I noted some suggestions regarding the shoulder strap length and app improvements, but I look at how the BSA works on the motor and would love it if they made a manual Naya pump with the hydro- technology . It can’t be that hard (ok, I’m not an engineer, but still!). I carry a manual pump with me as back-up when I travel and in my purse if a work dinner runs late and I need to quickly pump off the last 4 ounces of the day. Plus, when you go to football games it’s easier to carry a manual pump into a stadium rather than trying to explain to the security guards what the pump is and why you should get a reprieve on the bag rules.
8) Some Math
I am a finance person. Much to the chagrin of some friends and family, I cannot help but understand things in dollars and cents. Having a child is an investment – each child will cost upwards of $200,000 to the average middle-income family until the age of 18. It starts when they are born, if not before. The most basic thing you provide a newborn baby as a mother is nourishment. You can either breastfeed or formula feed. Breastfeeding is free but one must consider the cost of food needed for the additional calories a mother should consume to nourish her body to create the milk and the cost of a pump for when a baby is not with the mother. Is the Naya breast pump expensive at $1000? Yes. However, a year of formula is even more expensive. I’m going to use the numbers from the Naya website because they are about the average of the formula costs I’ve seen.
You are saving roughly $4,000 by breastfeeding over formula feeding. You can certainly buy a less expensive pump. You have to evaluate your situation by considering how much you are away from your baby. How much do you value your comfort? Will you stop breastfeeding earlier if the pump isn’t as comfortable? To be fair, I stuck it out with my first baby and pumped ‘uncomfortably’ but I can tell you the minute I could pump wean I did and I loathed that pump. And I pump a lot. For those who pump a lot, the investment is certainly worthwhile. As I stated in the beginning I estimated I pumped about 1,000 times with my first. So that comes out to $1 per pump. How much is your coffee habit? Mine is $2 at my local place.
The bigger question is, what will you do with the rest of the savings? With my first baby I told my husband my breasts paid for a vacation we took to England. Given we are done at two children, I’m using my savings to invest in a wardrobe that fits my mom bod.
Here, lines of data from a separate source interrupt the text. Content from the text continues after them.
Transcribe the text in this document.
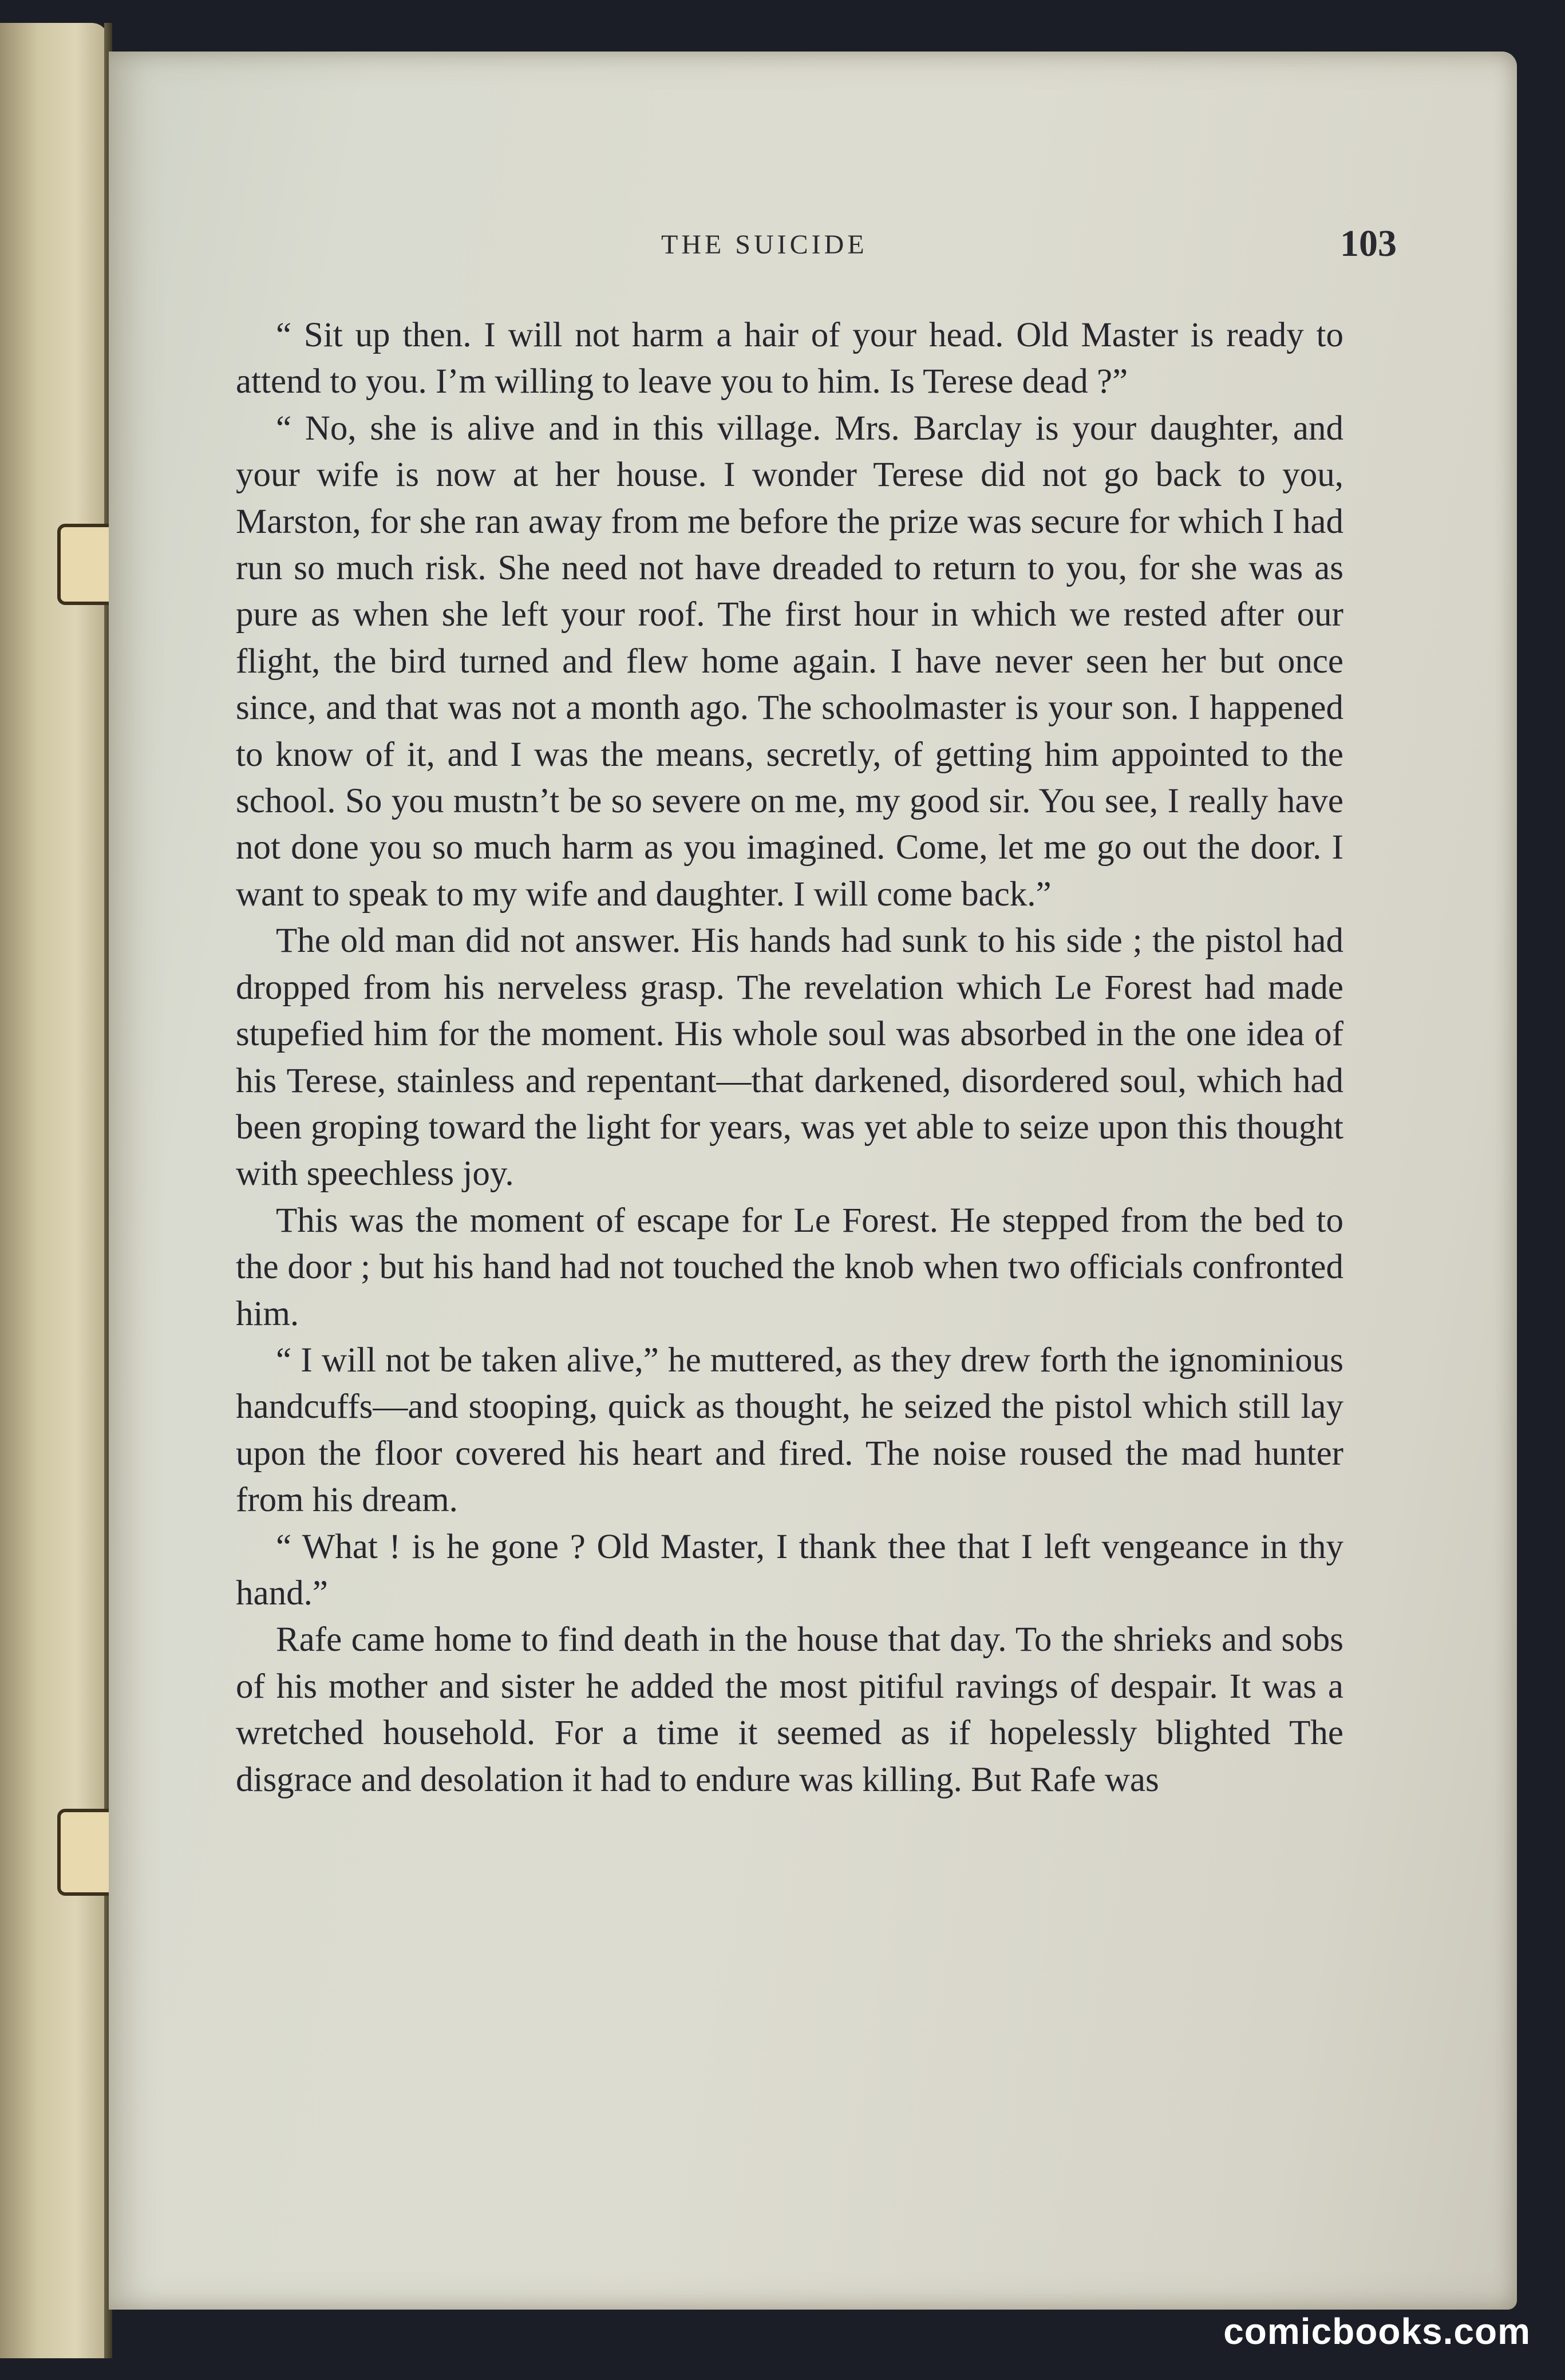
THE SUICIDE	103

“ Sit up then. I will not harm a hair of your head. Old Master is ready to attend to you. I’m willing to leave you to him. Is Terese dead ?”

“ No, she is alive and in this village. Mrs. Barclay is your daughter, and your wife is now at her house. I wonder Terese did not go back to you, Marston, for she ran away from me before the prize was secure for which I had run so much risk. She need not have dreaded to return to you, for she was as pure as when she left your roof. The first hour in which we rested after our flight, the bird turned and flew home again. I have never seen her but once since, and that was not a month ago. The schoolmaster is your son. I happened to know of it, and I was the means, secretly, of getting him appointed to the school. So you mustn’t be so severe on me, my good sir. You see, I really have not done you so much harm as you imagined. Come, let me go out the door. I want to speak to my wife and daughter. I will come back.”

The old man did not answer. His hands had sunk to his side ; the pistol had dropped from his nerveless grasp. The revelation which Le Forest had made stupefied him for the moment. His whole soul was absorbed in the one idea of his Terese, stainless and repentant—that darkened, disordered soul, which had been groping toward the light for years, was yet able to seize upon this thought with speechless joy.

This was the moment of escape for Le Forest. He stepped from the bed to the door ; but his hand had not touched the knob when two officials confronted him.

“ I will not be taken alive,” he muttered, as they drew forth the ignominious handcuffs—and stooping, quick as thought, he seized the pistol which still lay upon the floor covered his heart and fired. The noise roused the mad hunter from his dream.

“ What ! is he gone ? Old Master, I thank thee that I left vengeance in thy hand.”

Rafe came home to find death in the house that day. To the shrieks and sobs of his mother and sister he added the most pitiful ravings of despair. It was a wretched household. For a time it seemed as if hopelessly blighted The disgrace and desolation it had to endure was killing. But Rafe was

comicbooks.com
I’ve started with some lasting pieces from Teat and Cosset, which I plan on wearing long after I stop nursing! And my husband also loves the easy zipper/snap access of everything :)
This review is NOT sponsored and Olivia was not compensated by Naya Health nor Teat & Cosset to write it.
Olivia wrote this detailed account of her experience with the Naya pump while working full time, raising her two children and breastfeeding/pumping. We want to thank her for devoting her time to writing an invaluable blueprint for any pumping mother.